Sunday, March 31, 2013

What is "Good" eLearning, Anyway?

This month in Learning Solutions:

"Over the years I’ve seen a lot of lists of criteria for buying eLearning, for developing a product, and for choosing a vendor or developer. I agree we have to go in having some idea of what ‘good’ is, at least enough to keep us away from all text or bedtime-reading narration of that text, or seductive but irrelevant elements. The trick? Finding an explicit performance need, getting clear on assessments first, and sticking to a plan that helps the learner learn.”

See more at: 
http://www.learningsolutionsmag.com/articles/1115/nuts-and-bolts-what-is-good-elearning-anyway

Sunday, March 03, 2013

PowerPoint Converter for 2013


With the 2nd edition of Better Than Bullet Points: Creating Engaging eLearning with PowerPoint (updated for PowerPoint 2013) going to press in August I’ve been busy learning PowerPoint 2013 and testing out converter tools. [Disclosure: I made it known that I was working on this. Some vendors approached me asking me to test tools; I downloaded some free trials of others.] What I’ve always needed? Quick conversion, quick upload with minimal bugs, and fidelity in capturing audio, transitions and animations, including triggers.  What I need now? All of that, compatible with PowerPoint 2013, and with reliable conversion to both Flash and HTML5.  And, with Microsoft’s unfortunate decision to take the Sound Editor out of Windows, I hoped for a product that included an audio editor, thereby keeping me to just two tools (PowerPoint and the converter tool) rather than three or more.

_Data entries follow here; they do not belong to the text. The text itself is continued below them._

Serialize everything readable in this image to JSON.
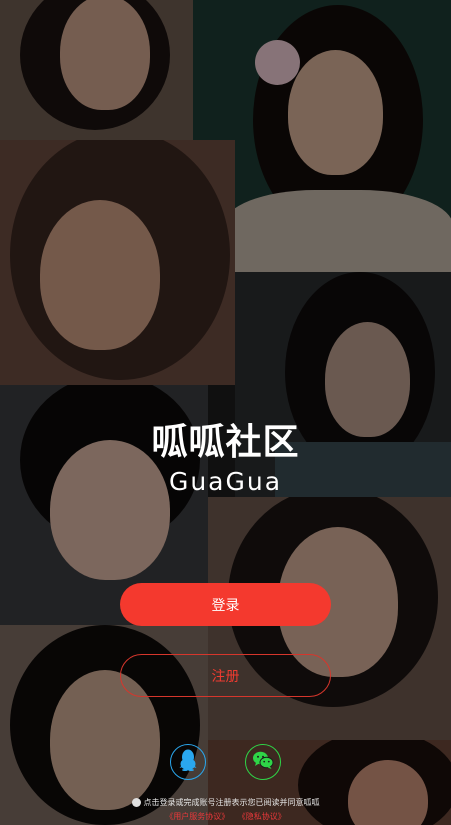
{
  "brand": {
    "name_cn": "呱呱社区",
    "name_en": "GuaGua"
  },
  "actions": {
    "login_label": "登录",
    "register_label": "注册"
  },
  "social": {
    "qq_icon": "qq-penguin-icon",
    "wechat_icon": "wechat-icon",
    "qq_color": "#2aa7ee",
    "wechat_color": "#2fd447"
  },
  "agreement": {
    "text": "点击登录或完成账号注册表示您已阅读并同意呱呱",
    "user_agreement": "《用户服务协议》",
    "privacy_policy": "《隐私协议》"
  },
  "colors": {
    "accent": "#f4392e"
  }
}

I looked at several products and found overall I was very happy with the iSpring Suite 6.2 and still-in-beta iSpring Pro 7. http://www.ispringsolutions.com .  I gave it quite a workout and consistently got the fast, smooth conversions I was after without once having to go play with manifest files or otherwise do any debugging.  Conversion of even big slide shows with lots of images, animation and audio is very fast. I don’t make heavy use of video but did try conversions with several video clips in assorted formats and got good results. Here's the iSpring Suite toolbar: 



The player is highly customizable.  I never need 1/10 of what most products offer so it did everything I wanted although I admit to not pushing it very hard. I especially liked the ease of making choices:  unlike some other products, there aren’t a lot of default settings that are difficult to override. 


Publishing is a one-click to web, cd or LMS, and everything ran the first time, every time. I was pleased with the audio recording and editing tools and allow that it is much better than the minimal functiontonality provided by the old Windows Sound Editor.

While I’m not looking for much in the way of “authoring” outside of PowerPoint itself, the iSpring suite includes the Quizmaker and the Kinetics interaction tools so I did take them for a spin.  The Quizmaker provides options to create graded items such as multiple choice, matching, hotspot, and even text entry, or ungraded survey-style quizzes.  The Kinetics tool is limited but offers a few interactions, such as one for creating a page-flip appearance, a FAQs creator, and a nice little timeline builder (period, event, that sort of thing)  that would be tedious to build from scratch in PowerPoint. 

Overall: The product behaves well, did what I need without compromise or workaround, and had no performance problems during testing. There are a few animations not yet working with PowerPoint 2013 but they are expected in an upcoming update. I’m not one to often endorse products but, along with my undying love for SnagIt, can say iSpring is worth a look.  There’s a free trial for iSpring 6.2, but I’m bringing this conversation up now because iSpring Pro 7 is currently in beta  and available to those wishing to serve as testers. See http://www.ispringsolutions.com/ispring-pro-7.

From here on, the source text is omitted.